Tennessee made Davis the first wide receiver drafted in April after he became the only player in Football Bowl Subdivision history with 300 catches, 5,000 yards and 50 touchdowns. His 5,285 yards receiving also set an FBS mark. He finished an All-American senior season at Western Michigan with 97 catches, 1,500 yards and 19 TDs.
At 6-foot-3, 209 pounds, Davis gives Marcus Mariota a very big target. The quarterback said Wednesday he's had enough time with Davis to build the chemistry they need together. Mariota also credited Davis with making his job easy as well.
"He's a great player, creates a lot of separation with his route-running," Mariota said. "He makes it easy for us to know where we're expecting him to come out of his routes. I think for us we're going to expect a lot out of him, and I hope he's up to the challenge."
Mularkey doesn't think adjusting to game speed in the NFL will be an issue for Davis. The Titans also have Rishard Matthews, who tied for the team lead with 65 catches last year for a team-best 945 yards and nine touchdowns.

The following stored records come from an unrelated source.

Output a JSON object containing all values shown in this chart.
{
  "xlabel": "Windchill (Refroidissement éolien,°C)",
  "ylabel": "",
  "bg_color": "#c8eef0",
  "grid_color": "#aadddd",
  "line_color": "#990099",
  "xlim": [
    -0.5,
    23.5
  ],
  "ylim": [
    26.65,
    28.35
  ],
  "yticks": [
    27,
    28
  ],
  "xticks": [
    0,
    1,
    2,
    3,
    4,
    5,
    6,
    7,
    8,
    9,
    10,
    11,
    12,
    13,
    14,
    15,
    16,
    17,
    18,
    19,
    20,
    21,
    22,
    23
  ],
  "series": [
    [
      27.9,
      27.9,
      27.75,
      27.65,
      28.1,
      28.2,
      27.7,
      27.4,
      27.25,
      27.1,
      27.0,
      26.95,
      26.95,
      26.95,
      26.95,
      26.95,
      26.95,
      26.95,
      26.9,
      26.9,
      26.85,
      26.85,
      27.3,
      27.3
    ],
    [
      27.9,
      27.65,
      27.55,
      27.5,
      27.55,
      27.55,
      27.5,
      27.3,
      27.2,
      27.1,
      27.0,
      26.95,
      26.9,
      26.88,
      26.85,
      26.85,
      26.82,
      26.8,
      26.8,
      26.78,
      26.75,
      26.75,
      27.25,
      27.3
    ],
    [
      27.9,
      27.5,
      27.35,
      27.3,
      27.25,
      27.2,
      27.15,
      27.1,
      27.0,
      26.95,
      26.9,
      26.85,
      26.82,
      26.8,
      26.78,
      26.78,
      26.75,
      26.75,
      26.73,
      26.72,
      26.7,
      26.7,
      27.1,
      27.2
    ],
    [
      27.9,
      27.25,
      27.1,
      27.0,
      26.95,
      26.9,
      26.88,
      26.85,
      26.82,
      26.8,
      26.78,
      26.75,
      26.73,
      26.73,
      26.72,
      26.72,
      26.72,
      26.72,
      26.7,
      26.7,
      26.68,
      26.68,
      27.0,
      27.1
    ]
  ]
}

"He's a good player," Mularkey said. "I think it's not going to be too hard for him to pick the game up and be effective."
Notes: The Titans announced six captains Monday with Mariota, Pro Bowl tight end Delanie Walker, Pro Bowl linebacker Brian Orakpo, Pro Bowl defensive lineman Jurrell Casey and linebacker Wesley Woodyard. The sixth is former linebacker and special teams ace Tim Shaw, who is battling ALS or Lou Gehrig's disease . Mularkey said their plan is to have Shaw at every coin flip at home and on the road this season. "Whatever we have to do to make sure that happens, we're going to make sure that happens because he's part of this team," Mularkey said Wednesday. "He's a big part of this football team." ... CB LeShaun Sims did not practice (groin), and LT Taylor Lewan twisted an ankle in practice. Mularkey said both are day to day and are expected to play.